The technique of initializing the loop counter to the number of iterations required, and then decrementing down to zero, also applies to while and do statements.

Small loops can be unrolled for higher performance, with the
disadvantage of increased code size. When a loop is unrolled, a
loop counter needs to be updated less often and fewer branches are
executed. If the loop iterates only a few times, it can be fully unrolled,
so that the loop overhead completely disappears. The ARM compiler
unrolls loops automatically at `-O3`

`-Otime`

.
Otherwise, any unrolling must be done in source code.

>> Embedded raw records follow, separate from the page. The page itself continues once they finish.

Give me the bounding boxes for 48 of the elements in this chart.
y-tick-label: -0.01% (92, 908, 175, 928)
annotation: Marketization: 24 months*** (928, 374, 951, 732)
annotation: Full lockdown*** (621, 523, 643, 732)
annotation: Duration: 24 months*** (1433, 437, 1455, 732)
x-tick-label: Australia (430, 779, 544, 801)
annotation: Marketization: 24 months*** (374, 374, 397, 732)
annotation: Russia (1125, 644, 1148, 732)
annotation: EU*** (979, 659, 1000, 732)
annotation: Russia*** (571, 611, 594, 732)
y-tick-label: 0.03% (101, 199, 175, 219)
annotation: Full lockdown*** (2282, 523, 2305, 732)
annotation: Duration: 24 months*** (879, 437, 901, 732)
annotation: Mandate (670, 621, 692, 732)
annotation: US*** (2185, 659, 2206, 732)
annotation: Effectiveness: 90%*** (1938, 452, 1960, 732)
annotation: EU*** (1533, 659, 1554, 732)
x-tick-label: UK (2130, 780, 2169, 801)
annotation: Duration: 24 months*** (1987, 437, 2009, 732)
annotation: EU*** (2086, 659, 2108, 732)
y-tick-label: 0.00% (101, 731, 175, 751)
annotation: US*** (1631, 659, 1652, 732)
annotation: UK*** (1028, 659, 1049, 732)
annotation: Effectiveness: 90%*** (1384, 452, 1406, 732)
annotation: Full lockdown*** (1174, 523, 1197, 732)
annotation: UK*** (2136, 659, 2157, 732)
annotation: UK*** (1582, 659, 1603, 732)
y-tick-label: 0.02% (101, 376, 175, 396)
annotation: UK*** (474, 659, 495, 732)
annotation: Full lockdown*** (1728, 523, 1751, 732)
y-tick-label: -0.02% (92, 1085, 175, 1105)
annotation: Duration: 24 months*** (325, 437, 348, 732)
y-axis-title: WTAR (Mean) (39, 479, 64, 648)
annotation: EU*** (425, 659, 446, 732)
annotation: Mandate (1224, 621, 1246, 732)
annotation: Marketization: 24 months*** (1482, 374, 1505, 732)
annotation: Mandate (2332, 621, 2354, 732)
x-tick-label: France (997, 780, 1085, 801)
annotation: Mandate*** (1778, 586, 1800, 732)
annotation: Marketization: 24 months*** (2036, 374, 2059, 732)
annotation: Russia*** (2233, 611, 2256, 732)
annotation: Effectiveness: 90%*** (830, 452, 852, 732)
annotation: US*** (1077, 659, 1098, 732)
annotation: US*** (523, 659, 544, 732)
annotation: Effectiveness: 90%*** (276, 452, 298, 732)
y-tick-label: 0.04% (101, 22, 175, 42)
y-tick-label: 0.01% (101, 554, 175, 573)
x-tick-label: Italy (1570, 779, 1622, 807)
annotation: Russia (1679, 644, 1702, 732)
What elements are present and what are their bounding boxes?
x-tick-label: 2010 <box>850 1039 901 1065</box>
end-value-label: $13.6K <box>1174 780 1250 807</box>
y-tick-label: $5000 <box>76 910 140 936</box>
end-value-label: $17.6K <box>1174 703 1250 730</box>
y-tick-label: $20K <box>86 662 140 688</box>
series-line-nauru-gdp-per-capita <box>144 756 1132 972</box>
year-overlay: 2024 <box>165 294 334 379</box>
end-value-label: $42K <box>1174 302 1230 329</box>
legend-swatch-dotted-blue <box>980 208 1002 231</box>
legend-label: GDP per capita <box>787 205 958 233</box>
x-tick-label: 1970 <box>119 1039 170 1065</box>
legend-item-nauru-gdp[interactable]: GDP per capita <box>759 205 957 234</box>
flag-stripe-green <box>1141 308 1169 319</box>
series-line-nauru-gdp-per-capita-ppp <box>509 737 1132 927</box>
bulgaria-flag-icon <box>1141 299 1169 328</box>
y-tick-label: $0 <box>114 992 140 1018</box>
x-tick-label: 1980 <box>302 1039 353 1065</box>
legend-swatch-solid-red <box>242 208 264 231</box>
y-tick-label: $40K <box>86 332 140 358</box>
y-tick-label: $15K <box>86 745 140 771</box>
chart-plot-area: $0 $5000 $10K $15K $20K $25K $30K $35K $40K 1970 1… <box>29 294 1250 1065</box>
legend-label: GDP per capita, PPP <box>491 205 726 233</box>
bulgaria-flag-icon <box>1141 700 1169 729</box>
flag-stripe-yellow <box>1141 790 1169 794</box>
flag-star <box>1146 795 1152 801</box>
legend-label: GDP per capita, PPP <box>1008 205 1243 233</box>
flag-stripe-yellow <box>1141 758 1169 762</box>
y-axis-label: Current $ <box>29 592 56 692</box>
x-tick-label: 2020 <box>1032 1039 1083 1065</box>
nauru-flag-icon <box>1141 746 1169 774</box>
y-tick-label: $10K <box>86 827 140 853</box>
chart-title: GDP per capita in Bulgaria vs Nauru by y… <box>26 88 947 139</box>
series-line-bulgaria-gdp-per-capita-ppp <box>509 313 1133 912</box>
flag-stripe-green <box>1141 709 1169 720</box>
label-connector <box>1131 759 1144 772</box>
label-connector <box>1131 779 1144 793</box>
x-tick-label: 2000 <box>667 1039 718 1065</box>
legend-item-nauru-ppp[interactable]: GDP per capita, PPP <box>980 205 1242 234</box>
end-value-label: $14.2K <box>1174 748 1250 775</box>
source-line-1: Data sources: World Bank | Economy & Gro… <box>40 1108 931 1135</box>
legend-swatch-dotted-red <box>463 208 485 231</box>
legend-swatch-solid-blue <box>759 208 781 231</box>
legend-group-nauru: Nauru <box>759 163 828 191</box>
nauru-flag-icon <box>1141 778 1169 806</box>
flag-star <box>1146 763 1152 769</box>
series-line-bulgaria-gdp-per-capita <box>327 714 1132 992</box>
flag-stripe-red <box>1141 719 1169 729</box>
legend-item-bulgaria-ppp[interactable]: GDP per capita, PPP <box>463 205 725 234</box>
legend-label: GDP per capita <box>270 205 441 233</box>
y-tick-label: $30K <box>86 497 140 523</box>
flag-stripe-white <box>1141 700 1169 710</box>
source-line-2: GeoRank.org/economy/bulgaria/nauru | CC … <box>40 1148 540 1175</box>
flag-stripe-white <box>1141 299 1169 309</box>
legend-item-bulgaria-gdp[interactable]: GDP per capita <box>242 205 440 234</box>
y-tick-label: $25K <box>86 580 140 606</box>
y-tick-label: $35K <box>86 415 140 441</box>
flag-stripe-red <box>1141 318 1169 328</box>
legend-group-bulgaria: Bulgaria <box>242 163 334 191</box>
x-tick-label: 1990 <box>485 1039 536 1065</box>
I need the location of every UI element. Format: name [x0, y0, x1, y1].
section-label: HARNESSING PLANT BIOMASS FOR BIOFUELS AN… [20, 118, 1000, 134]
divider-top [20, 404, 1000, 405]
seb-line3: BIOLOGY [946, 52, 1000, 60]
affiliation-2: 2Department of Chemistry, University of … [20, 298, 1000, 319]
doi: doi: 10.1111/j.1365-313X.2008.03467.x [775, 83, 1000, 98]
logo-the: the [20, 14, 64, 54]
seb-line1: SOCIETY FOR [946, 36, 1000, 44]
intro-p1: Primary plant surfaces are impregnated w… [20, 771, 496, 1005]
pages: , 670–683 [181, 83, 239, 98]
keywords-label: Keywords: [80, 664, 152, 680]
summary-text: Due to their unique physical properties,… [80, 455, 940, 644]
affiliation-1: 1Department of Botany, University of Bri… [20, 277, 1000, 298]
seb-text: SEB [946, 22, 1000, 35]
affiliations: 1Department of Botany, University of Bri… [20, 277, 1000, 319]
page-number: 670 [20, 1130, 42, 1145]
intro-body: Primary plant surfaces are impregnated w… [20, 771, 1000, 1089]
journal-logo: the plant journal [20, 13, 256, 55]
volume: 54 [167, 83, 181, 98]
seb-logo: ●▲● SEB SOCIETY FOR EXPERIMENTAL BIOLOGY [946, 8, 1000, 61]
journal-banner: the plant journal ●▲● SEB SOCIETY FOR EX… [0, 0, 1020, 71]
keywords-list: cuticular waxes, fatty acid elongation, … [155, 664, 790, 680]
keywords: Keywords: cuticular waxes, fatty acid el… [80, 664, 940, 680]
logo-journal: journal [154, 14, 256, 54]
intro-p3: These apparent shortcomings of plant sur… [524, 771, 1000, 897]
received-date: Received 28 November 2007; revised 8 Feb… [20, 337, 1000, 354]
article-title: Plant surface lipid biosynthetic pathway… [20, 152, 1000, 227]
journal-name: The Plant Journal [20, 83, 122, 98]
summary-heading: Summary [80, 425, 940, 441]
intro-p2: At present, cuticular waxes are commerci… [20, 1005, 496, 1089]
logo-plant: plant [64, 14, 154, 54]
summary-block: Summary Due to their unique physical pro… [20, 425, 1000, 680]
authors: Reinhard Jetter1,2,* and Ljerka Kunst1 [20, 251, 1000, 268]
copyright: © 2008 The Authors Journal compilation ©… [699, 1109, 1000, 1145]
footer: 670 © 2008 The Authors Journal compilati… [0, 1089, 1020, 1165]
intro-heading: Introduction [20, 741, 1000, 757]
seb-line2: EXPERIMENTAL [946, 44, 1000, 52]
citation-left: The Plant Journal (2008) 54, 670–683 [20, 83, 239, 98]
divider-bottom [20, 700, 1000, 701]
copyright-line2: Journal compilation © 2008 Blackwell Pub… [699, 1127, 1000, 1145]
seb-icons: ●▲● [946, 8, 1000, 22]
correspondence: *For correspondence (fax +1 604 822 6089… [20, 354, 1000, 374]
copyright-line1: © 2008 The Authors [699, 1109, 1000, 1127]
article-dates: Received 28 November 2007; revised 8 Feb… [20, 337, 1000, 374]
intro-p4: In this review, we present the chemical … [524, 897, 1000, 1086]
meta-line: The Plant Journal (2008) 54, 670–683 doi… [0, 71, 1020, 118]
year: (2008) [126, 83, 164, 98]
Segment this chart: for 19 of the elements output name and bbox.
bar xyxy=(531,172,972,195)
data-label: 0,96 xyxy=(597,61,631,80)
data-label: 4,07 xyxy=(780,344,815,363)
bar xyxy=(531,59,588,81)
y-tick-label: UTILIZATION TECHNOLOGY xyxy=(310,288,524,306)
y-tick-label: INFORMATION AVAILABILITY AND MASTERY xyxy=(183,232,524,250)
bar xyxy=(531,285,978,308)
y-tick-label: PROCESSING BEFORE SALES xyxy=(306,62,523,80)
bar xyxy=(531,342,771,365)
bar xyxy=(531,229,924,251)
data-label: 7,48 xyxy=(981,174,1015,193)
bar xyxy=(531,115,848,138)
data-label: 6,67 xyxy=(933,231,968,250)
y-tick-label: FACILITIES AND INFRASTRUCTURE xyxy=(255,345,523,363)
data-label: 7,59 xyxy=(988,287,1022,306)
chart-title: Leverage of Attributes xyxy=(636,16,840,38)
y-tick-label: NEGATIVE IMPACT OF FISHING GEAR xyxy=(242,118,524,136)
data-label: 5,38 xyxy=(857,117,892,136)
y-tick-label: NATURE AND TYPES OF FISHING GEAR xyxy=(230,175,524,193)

Manual unrolling of loops might hinder the automatic re-rolling of loops and other loop optimizations by the compiler.

The advantages and disadvantages of loop unrolling can be illustrated using the two sample routines shown in Table 4.3. Both routines efficiently test a single bit by extracting the lowest bit and counting it, after which the bit is shifted out.

The first implementation uses a loop to count bits. The second
routine is the first unrolled four times, with an optimization applied
by combining the four shifts of `n`

into one. Unrolling
frequently provides new opportunities for optimization.

**Table 4.3. C code for rolled and unrolled bit-counting loops**

Bit-counting loop | Unrolled bit-counting loop |
---|---|

int countbit1(unsigned int n) { int bits = 0; while (n != 0) { if (n & 1) bits++; n >>= 1; } return bits; } | int countbit2(unsigned int n) { int bits = 0; while (n != 0) { if (n & 1) bits++; if (n & 2) bits++; if (n & 4) bits++; if (n & 8) bits++; n >>= 4; } return bits; } |

Table 4.4 shows
the corresponding disassembly of the machine code produced by the compiler
for each of the sample implementations of Table 4.3, where the
C code for each implementation has been compiled using the option `-O2`

.

**Table 4.4. Disassembly for rolled and unrolled bit-counting loops**

Bit-counting loop | Unrolled bit-counting loop |
---|---|

countbit1 PROC MOV r1, #0 B |L1.20| |L1.8| TST r0, #1 ADDNE r1, r1, #1 LSR r0, r0, #1 |L1.20| CMP r0, #0 BNE |L1.8| MOV r0, r1 BX lr ENDP | countbit2 PROC MOV r1, r0 MOV r0, #0 B |L1.48| |L1.12| TST r1, #1 ADDNE r0, r0, #1 TST r1, #2 ADDNE r0, r0, #1 TST r1, #4 ADDNE r0, r0, #1 TST r1, #8 ADDNE r0, r0, #1 LSR r1, r1, #4 |L1.48| CMP r1, #0 BNE |L1.12| BX lr ENDP |

On the ARM7, checking a single bit takes six cycles in the disassembly of the bit-counting loop shown in the leftmost column. The code size is only nine instructions. The unrolled version of the bit-counting loop checks four bits at a time, taking on average only three cycles per bit. However, the cost is the larger code size of fifteen instructions.